As you do owe dues (and late fees), but they failed to give proper notice, you have some good room to negotiate.
You can hire a lawyer to represent you if you don't have any luck working with them directly (if you are pressed for time - meaning, if the sale is coming up very quickly you may want to hire a lawyer anyway - it isn't worth risking a sale date to save a few dollars, you can try to negotiate the cost of hiring an attorney into a reduction of your fees, but I wouldn't recommend messing around on this one if the sale date is approaching).
If the sale date is a ways off, start by sending them a letter, acknowledge that you owe assessments and fees, but identify the fact that they failed to give notice, give them a short period of time (for example "10 days from the date of this letter") to acknowledge your letter and remove the sale date, then remove the lien, at which point you will pay the past due assessments. (Or something to that affect - I am only giving suggestions for ways you may handle this, I cannot advise on specific courses of action).
You can also try using a mediator - a third party neutral is a good way to help break through an impasse and help negotiate a resolution in this type of situation. Contact the local bar association and ask for referrals to mediators - the mediator will contact the opposing attorney and help set up a mediation to resolve the issue (notify them of the time constraints at issue).

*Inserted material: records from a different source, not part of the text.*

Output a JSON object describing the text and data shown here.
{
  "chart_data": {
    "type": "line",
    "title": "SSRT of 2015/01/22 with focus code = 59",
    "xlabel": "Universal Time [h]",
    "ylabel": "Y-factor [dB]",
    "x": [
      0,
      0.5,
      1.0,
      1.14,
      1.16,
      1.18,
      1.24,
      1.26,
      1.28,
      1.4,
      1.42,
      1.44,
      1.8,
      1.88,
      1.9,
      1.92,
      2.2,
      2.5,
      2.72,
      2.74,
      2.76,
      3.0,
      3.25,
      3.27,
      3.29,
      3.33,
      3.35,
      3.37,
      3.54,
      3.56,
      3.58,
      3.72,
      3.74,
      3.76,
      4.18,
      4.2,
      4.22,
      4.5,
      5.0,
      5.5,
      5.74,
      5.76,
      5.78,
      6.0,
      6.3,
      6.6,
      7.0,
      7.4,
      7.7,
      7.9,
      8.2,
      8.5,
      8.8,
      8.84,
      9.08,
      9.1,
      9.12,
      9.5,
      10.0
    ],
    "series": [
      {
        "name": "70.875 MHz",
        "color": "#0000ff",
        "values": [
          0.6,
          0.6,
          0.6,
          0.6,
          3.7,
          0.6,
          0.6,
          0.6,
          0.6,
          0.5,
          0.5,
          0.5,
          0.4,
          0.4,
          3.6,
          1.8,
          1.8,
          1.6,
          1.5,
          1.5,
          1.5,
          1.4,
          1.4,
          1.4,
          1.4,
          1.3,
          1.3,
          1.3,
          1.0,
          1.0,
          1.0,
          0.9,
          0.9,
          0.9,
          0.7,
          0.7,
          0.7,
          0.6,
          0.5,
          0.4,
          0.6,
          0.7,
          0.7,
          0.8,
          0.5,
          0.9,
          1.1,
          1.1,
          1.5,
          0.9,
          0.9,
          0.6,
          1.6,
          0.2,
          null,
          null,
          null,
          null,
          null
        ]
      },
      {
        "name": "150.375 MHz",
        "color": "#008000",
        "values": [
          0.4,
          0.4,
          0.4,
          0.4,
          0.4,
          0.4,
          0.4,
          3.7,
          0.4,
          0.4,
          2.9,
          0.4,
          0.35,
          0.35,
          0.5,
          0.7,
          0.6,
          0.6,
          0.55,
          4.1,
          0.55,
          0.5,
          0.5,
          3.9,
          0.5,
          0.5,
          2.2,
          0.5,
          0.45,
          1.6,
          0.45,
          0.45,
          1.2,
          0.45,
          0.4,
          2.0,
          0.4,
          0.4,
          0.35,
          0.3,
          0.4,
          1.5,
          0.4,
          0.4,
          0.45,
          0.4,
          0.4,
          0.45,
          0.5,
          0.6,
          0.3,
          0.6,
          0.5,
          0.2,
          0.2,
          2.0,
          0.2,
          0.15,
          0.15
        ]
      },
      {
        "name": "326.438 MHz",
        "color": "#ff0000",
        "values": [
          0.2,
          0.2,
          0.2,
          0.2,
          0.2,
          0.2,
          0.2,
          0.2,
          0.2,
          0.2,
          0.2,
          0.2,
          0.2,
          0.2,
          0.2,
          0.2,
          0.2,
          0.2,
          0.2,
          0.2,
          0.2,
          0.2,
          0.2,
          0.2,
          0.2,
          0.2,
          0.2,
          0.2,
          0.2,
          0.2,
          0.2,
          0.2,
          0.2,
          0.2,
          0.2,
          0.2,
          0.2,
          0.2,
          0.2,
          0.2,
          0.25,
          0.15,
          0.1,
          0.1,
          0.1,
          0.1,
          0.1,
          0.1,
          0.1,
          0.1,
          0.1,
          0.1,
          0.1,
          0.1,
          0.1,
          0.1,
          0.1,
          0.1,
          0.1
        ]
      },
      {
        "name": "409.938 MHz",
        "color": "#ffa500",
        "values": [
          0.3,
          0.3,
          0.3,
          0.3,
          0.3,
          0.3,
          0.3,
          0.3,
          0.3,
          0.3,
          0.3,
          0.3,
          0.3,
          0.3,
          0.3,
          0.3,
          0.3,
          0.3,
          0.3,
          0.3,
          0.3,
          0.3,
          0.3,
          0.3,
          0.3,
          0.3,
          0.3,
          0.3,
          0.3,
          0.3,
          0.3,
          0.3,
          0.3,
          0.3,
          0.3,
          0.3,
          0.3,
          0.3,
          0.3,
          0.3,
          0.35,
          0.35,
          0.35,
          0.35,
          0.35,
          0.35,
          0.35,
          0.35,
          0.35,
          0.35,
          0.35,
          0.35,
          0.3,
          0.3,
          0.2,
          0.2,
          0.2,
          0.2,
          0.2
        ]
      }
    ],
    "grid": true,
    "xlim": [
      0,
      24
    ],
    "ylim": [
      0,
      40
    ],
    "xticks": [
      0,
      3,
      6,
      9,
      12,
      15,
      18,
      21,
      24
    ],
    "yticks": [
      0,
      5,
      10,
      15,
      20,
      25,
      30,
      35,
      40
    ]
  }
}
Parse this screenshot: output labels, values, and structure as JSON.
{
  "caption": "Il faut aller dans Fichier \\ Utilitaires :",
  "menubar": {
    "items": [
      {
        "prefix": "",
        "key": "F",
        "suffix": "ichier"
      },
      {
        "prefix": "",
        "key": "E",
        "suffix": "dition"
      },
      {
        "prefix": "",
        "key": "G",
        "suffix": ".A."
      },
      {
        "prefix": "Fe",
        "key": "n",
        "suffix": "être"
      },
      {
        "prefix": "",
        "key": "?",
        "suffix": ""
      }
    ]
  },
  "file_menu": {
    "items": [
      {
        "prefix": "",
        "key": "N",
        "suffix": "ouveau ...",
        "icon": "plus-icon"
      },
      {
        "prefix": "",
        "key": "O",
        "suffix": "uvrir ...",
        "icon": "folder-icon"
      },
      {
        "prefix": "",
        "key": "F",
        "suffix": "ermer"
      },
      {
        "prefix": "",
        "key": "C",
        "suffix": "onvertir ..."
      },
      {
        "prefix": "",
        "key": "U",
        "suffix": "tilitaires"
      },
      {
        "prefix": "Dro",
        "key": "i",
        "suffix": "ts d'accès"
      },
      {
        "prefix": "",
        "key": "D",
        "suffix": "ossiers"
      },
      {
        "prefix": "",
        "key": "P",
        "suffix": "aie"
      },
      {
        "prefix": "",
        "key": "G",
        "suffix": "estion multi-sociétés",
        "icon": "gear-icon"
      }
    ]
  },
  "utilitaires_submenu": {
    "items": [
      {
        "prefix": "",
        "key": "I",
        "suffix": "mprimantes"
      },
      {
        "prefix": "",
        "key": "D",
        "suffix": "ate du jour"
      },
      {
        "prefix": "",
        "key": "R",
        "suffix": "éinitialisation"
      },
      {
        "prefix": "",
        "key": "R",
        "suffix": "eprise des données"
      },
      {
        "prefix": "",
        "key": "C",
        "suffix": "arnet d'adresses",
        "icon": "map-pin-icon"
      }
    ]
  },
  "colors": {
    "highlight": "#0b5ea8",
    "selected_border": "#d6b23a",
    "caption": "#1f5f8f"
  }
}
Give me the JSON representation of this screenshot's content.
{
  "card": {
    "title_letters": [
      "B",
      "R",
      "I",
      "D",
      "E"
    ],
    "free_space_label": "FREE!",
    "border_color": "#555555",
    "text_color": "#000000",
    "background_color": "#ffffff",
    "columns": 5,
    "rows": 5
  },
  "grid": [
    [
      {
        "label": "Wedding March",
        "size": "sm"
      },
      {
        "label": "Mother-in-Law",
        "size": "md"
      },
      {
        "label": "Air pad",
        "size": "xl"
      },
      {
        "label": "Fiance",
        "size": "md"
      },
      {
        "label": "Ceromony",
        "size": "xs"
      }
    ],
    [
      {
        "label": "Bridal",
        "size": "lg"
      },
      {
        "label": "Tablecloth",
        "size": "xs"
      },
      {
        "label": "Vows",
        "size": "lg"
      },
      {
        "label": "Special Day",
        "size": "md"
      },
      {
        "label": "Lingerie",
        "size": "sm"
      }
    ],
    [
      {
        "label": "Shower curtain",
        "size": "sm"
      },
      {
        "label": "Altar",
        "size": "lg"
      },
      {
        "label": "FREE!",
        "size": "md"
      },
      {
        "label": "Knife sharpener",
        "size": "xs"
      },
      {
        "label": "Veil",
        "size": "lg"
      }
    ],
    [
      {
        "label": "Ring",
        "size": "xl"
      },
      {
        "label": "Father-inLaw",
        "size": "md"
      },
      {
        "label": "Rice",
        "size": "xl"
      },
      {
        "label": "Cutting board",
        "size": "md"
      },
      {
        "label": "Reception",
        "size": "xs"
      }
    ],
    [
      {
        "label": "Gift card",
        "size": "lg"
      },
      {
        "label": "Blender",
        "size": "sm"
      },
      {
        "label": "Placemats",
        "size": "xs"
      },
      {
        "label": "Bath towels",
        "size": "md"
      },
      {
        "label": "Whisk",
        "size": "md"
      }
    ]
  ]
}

If none of this works, you will need to file a motion with the court to enjoin the sale (get an injunction based on the failure to give notice), but again, if you are at this stage, please hire a lawyer, I would hate to see you lose your house in an auction based on missing a procedural issue or some other matter (it is very hard to self educate yourself quickly enough to make effective use of the legal process - hiring a lawyer doesn't give you any additional rights, but it does help you fully exercise all of your rights).